3.1.1.2 Les sols et sous-sols 3.1.1.2.1 Topographie
D’après des données disponibles sur internet, les altitudes minimales et maximales de la commune de Pamiers sont respectivement de 256 m et 473 m.
La cartographie2 ci-dessous présente le relief dans l’environnement du site de SOMEFOR RESSOURCES, terrain plat à l’altitude de 280 m.
2 Source : www.cartes-topographiques.fr
Figure 4 : Relief autour du site
3.1.1.2.2 Géologie locale
La carte3 ci-dessous présente le contexte géologique au niveau du site de SOMEFOR RESSOURCES.
Figure 5 : Géologie du site
D’après cette carte, le site est implanté sur la formation « Post-Wüm et actuel : alluvions des rivières pyrénéennes : galets, graviers, sables » (Fz1).
D’après les données disponibles sur le site InfoTerre, aucun ouvrage de forage n’est recensé à proximité du site.
3.1.1.2.3 Qualité des sols
Le sol au lieu du site n’a pas fait l’objet de caractérisation, aucun prélèvements et/ou analyses de sol n’ont été réalisés. Cependant, le site était auparavant dédié aux activités agricoles, il n’y a à priori pas de pollution du sol à attendre, hormis les polluants classiques liés à l’agriculture : engrais, pesticides.
3.1.1.3 L’eau
3.1.1.3.1 Eaux superficielles 3.1.1.3.1.1 Hydrographie
3 Source : http://infoterre.brgm.fr
Site
Le réseau hydrographique a été identifié à partir des sites internet du Service d’Administration Nationale des Données et Référentiels sur l’Eau (Sandre)4 et Géoportail.
Les principaux cours d’eau présents dans l’environnement du site sont les suivants :
L’Ariège située à environ 700 m à l’ouest du site,
L’Estrique 1,4 km à l’ouest (affluent de l’Ariège),
Le Crieu, 2 km à l’est (affluent de l’Ariège).
Le rejet des eaux pluviales du site se fait dans les sols.

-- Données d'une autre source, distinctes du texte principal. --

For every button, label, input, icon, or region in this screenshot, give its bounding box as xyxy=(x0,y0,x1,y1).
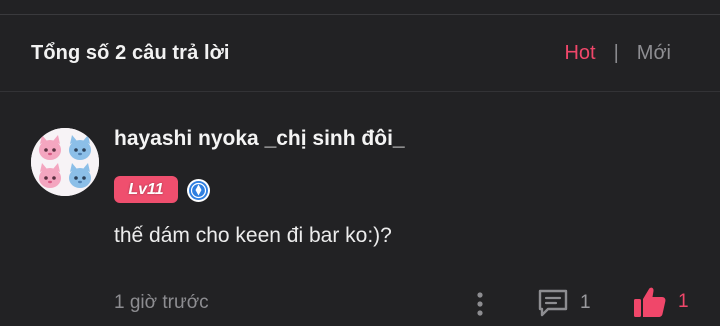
header-divider xyxy=(0,91,720,92)
sort-toggle: Hot | Mới xyxy=(564,42,671,65)
sort-new-tab[interactable]: Mới xyxy=(637,42,671,65)
replies-header: Tổng số 2 câu trả lời Hot | Mới xyxy=(0,15,720,91)
thumbs-up-icon xyxy=(634,287,666,317)
reply-button[interactable]: 1 xyxy=(536,287,591,319)
kitten-sticker-avatar-icon xyxy=(31,128,99,196)
replies-count-title: Tổng số 2 câu trả lời xyxy=(31,41,230,64)
like-button[interactable]: 1 xyxy=(632,284,689,320)
sort-separator: | xyxy=(613,41,619,64)
timestamp: 1 giờ trước xyxy=(114,292,209,313)
like-count: 1 xyxy=(678,291,689,312)
avatar[interactable] xyxy=(31,128,99,196)
username[interactable]: hayashi nyoka _chị sinh đôi_ xyxy=(114,127,405,151)
level-badge: Lv11 xyxy=(114,176,178,203)
comment-icon xyxy=(538,289,568,317)
verified-badge-icon xyxy=(187,179,210,202)
more-options-icon[interactable] xyxy=(470,289,490,319)
comment-text: thế dám cho keen đi bar ko:)? xyxy=(114,224,392,247)
level-label: Lv11 xyxy=(128,180,164,198)
reply-count: 1 xyxy=(580,292,591,313)
sort-hot-tab[interactable]: Hot xyxy=(564,42,595,65)
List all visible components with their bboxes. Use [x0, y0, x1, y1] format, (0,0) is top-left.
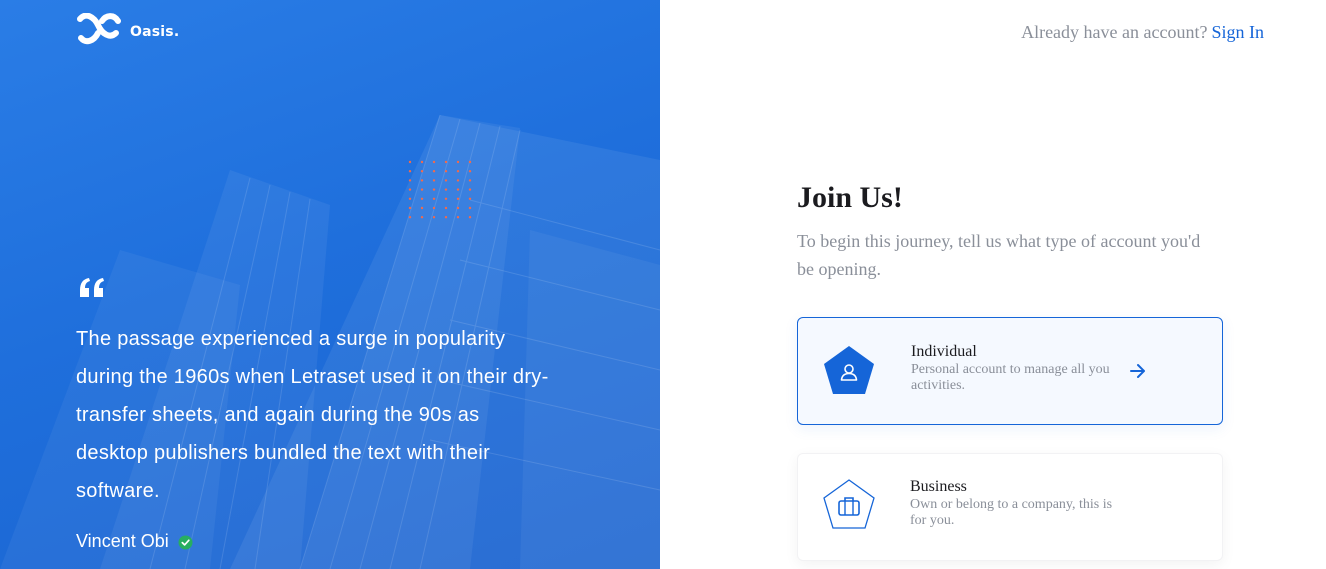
decoration-dot [432, 206, 436, 210]
decoration-dot [468, 160, 472, 164]
account-type-business-card[interactable]: Business Own or belong to a company, thi… [797, 453, 1223, 561]
brand-name: Oasis. [130, 24, 180, 40]
decoration-dot [432, 188, 436, 191]
decoration-dot [420, 206, 424, 210]
decoration-dot [444, 216, 448, 219]
decoration-dot [468, 197, 472, 200]
account-type-individual-card[interactable]: Individual Personal account to manage al… [797, 317, 1223, 425]
arrow-right-icon [1130, 364, 1145, 378]
decoration-dot [408, 179, 412, 182]
decoration-dot [444, 170, 448, 173]
dot-pattern-decoration [408, 160, 472, 219]
decoration-dot [444, 206, 448, 210]
signin-prompt: Already have an account? [1021, 22, 1208, 42]
signin-prompt-row: Already have an account? Sign In [1021, 22, 1264, 43]
card-text: Individual Personal account to manage al… [911, 343, 1116, 394]
decoration-dot [420, 188, 424, 191]
decoration-dot [456, 170, 460, 173]
oasis-logo-icon [77, 13, 121, 45]
decoration-dot [408, 206, 412, 210]
decoration-dot [444, 179, 448, 182]
decoration-dot [456, 160, 460, 164]
decoration-dot [420, 197, 424, 200]
decoration-dot [456, 216, 460, 219]
decoration-dot [456, 197, 460, 200]
decoration-dot [420, 170, 424, 173]
check-circle-icon [178, 535, 193, 549]
decoration-dot [420, 160, 424, 164]
decoration-dot [408, 160, 412, 164]
decoration-dot [408, 197, 412, 200]
user-icon [824, 346, 874, 394]
decoration-dot [456, 179, 460, 182]
brand-logo[interactable]: Oasis. [76, 13, 179, 45]
decoration-dot [468, 216, 472, 219]
decoration-dot [468, 170, 472, 173]
decoration-dot [456, 206, 460, 210]
decoration-dot [432, 197, 436, 200]
decoration-dot [432, 179, 436, 182]
decoration-dot [408, 216, 412, 219]
card-description: Personal account to manage all you activ… [911, 362, 1110, 393]
decoration-dot [468, 179, 472, 182]
decoration-dot [408, 170, 412, 173]
decoration-dot [456, 188, 460, 191]
card-description: Own or belong to a company, this is for … [910, 497, 1113, 528]
card-title: Individual [911, 343, 977, 360]
page-title: Join Us! [797, 181, 903, 214]
card-text: Business Own or belong to a company, thi… [910, 478, 1120, 529]
decoration-dot [468, 188, 472, 191]
decoration-dot [432, 216, 436, 219]
decoration-dot [444, 197, 448, 200]
decoration-dot [432, 170, 436, 173]
hero-panel: Oasis. The passage experienced a surge i… [0, 0, 660, 569]
decoration-dot [444, 188, 448, 191]
page-subtitle: To begin this journey, tell us what type… [797, 231, 1201, 279]
sign-in-link[interactable]: Sign In [1211, 22, 1264, 42]
briefcase-icon [823, 479, 875, 529]
decoration-dot [408, 188, 412, 191]
card-title: Business [910, 478, 967, 495]
quote-icon [80, 278, 104, 297]
author-name: Vincent Obi [76, 531, 169, 551]
decoration-dot [420, 216, 424, 219]
decoration-dot [420, 179, 424, 182]
testimonial-quote: The passage experienced a surge in popul… [76, 328, 549, 502]
testimonial-author: Vincent Obi [76, 531, 193, 552]
decoration-dot [432, 160, 436, 164]
decoration-dot [468, 206, 472, 210]
decoration-dot [444, 160, 448, 164]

Compte tenu des dispositions prises : séparateur d’hydrocarbures et un entretien associé, ainsi que le confinement sur site des eaux en cas d'incendie, aucune pollution des eaux souterraines n'est attendue.
Le milieu récepteur final des rejets d’eaux pluviales du site est la rivière Ariège.
L’Ariège
L’Ariège prend sa source dans les Pyrénées à 2 400 m d'altitude dans le cirque de Font-Nègre et se jette dans la Garonne à la hauteur de Portet-sur-Garonne, après un parcours de 163 km.
La figure ci-dessous présente une synthèse cartographique de l’hydrographie dans l’environnement du site.
Figure 6 : Localisation des cours d’eau
3.1.1.3.1.2 Qualité de l’eau
Compte tenu de l’absence de rejets industriels polluants par les installations projetées par SOMEFOR RESSOURCES sur le site, aucune étude concernant la qualité des eaux superficielles ne sera réalisée par SOMEFOR Ressources.